Make financial regulation more accessible

In 2019, this financial education enthusiast founded Code F, a company that offers financial coaching to individuals and businesses.

Last July, she joined the Investor Advisory Group formed by the Canadian Securities Administrators (CSA). This group, made up of specialists in law, securities and consumer protection, was set up to identify the needs of investors, particularly with regard to their protection.

The entrepreneur wishes to take advantage of this mandate to promote the issue of simplifying financial regulations for ordinary mortals.

The industry has fallen behind

“We are witnessing a great democratization of autonomous investment. It is therefore important that the regulations follow this trend. Otherwise, the risk is that it fails to reach the people it aims to protect,” she asserts.

Autonomous investment platforms very early adopted a more direct approach to address Mr. and Mrs. Everybody. In comparison, the traditional industry has lagged behind, notes the businesswoman.

According to her, it is necessary to popularize the jargon used in the documents of financial information, but also to better explain and make known the mission of the regulators to the public.

Urgent action is needed, she says, as high-risk alternative investment vehicles, such as crypto-assets and the foreign exchange (Forex) market, are popular with do-it-yourself investors.

“Self-investing is sexy, but people don’t know what they’re getting into or where to find relevant information to protect themselves. »

The egg or the chicken

Where should we start? It’s the egg or the chicken, recognizes Annick Kwetcheu Gamo. Is it up to investors to seek out information designed for them or is it up to the industry to ensure that regulations are accessible to those who need them?

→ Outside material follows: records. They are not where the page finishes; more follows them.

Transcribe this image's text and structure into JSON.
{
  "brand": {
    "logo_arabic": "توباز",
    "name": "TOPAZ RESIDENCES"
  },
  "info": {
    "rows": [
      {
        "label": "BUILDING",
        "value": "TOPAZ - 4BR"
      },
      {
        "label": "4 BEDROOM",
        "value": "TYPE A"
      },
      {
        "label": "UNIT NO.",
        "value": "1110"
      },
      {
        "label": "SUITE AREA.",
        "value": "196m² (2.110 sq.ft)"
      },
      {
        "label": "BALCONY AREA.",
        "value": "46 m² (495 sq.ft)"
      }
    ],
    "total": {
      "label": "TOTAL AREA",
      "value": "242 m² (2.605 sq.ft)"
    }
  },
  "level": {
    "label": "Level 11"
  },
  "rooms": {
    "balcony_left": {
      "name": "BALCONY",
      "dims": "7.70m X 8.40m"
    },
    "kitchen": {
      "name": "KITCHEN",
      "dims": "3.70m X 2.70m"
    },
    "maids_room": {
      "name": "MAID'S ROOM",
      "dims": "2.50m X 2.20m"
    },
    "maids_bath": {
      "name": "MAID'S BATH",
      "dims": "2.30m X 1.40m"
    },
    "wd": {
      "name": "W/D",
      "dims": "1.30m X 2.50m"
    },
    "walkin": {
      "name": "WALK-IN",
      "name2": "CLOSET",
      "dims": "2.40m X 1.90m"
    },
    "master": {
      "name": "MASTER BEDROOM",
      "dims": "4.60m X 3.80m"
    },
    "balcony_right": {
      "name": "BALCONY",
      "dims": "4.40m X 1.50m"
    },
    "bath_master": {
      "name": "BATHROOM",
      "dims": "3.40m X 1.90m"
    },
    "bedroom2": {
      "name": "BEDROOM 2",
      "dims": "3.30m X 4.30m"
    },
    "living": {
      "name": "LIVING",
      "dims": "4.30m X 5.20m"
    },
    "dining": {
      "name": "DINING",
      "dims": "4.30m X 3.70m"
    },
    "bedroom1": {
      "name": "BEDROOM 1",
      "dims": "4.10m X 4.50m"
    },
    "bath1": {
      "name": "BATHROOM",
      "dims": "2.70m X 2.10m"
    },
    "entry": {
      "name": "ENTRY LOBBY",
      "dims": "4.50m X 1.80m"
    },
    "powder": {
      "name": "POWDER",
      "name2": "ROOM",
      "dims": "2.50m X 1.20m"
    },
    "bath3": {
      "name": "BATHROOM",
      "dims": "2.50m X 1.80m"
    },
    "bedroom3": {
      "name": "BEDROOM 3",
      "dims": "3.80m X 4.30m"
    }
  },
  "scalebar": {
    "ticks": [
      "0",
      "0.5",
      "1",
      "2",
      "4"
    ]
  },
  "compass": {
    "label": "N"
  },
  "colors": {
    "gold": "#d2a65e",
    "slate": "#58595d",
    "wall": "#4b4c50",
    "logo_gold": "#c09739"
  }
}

The answer lies halfway. On the one hand, it is necessary to offer awareness campaigns and create popular content on sensitive subjects, such as the series of videos produced by the Autorité des marchés financiers (AMF) on the risks of investing in cryptocurrencies.

On the other hand, investors need to be exposed to this information and have easy access to it. “To relay the message, we need solid partnerships between groups of investors and organizations of financial education”, estimates the entrepreneur.

Educate, support, equip

Next October, Code F will finalize its 2022-2026 strategic plan, which will focus on three areas: educate, support and equip citizens to help them move towards financial autonomy. This triple mission is ensured through coaching, financial education workshops, guides and tools to help citizens become informed investors.

Financial health is at the heart of this plan, in line with the principles of the social economy and impact investment dear to the founder of Code F.

“Financial health has an impact on the psychological health of individuals, but also on the performance of society as a whole,” she says.

From Cameroon to Quebec

Born in Cameroon, Annick Kwetcheu Gamo lived in France before setting foot in Quebec City in 2010 as part of a university exchange. She then felt a real crush on this city, and never thought of leaving it.

During her studies in international management at Laval University, she created Mon code F, a platform to improve financial security. The student project turns into a business ten years later.

Before embarking on entrepreneurship, Annick Kwetcheu Gamo was destined for a career in insurance. She cut her teeth at iA as an analyst for pension plans. “I developed a real passion for individual savings strategies,” she reports.

At the same time, she finds that there are major flaws in financial education. “When I bought my first duplex, I was often asked questions about the financial strategies I had put in place to acquire it. It made me want to democratize this knowledge by helping people take control of their finances,” she explains.

Social impact

A committed woman, Annick Kwetcheu Gamo is involved with conviction in economic development and entrepreneurship, within the Quebec City division of the Association des femmes entrepreneures (AFE), of which she is vice-president, and on the board of directors. administration of the social economy business hub of the Capitale-Nationale region.

As a young immigrant woman from the black community, she is aware of being a role model. “I have a role to play as an entrepreneur representing diversity in an industry sector where there are few of us. I try to incorporate this concern into my business every day,” she says.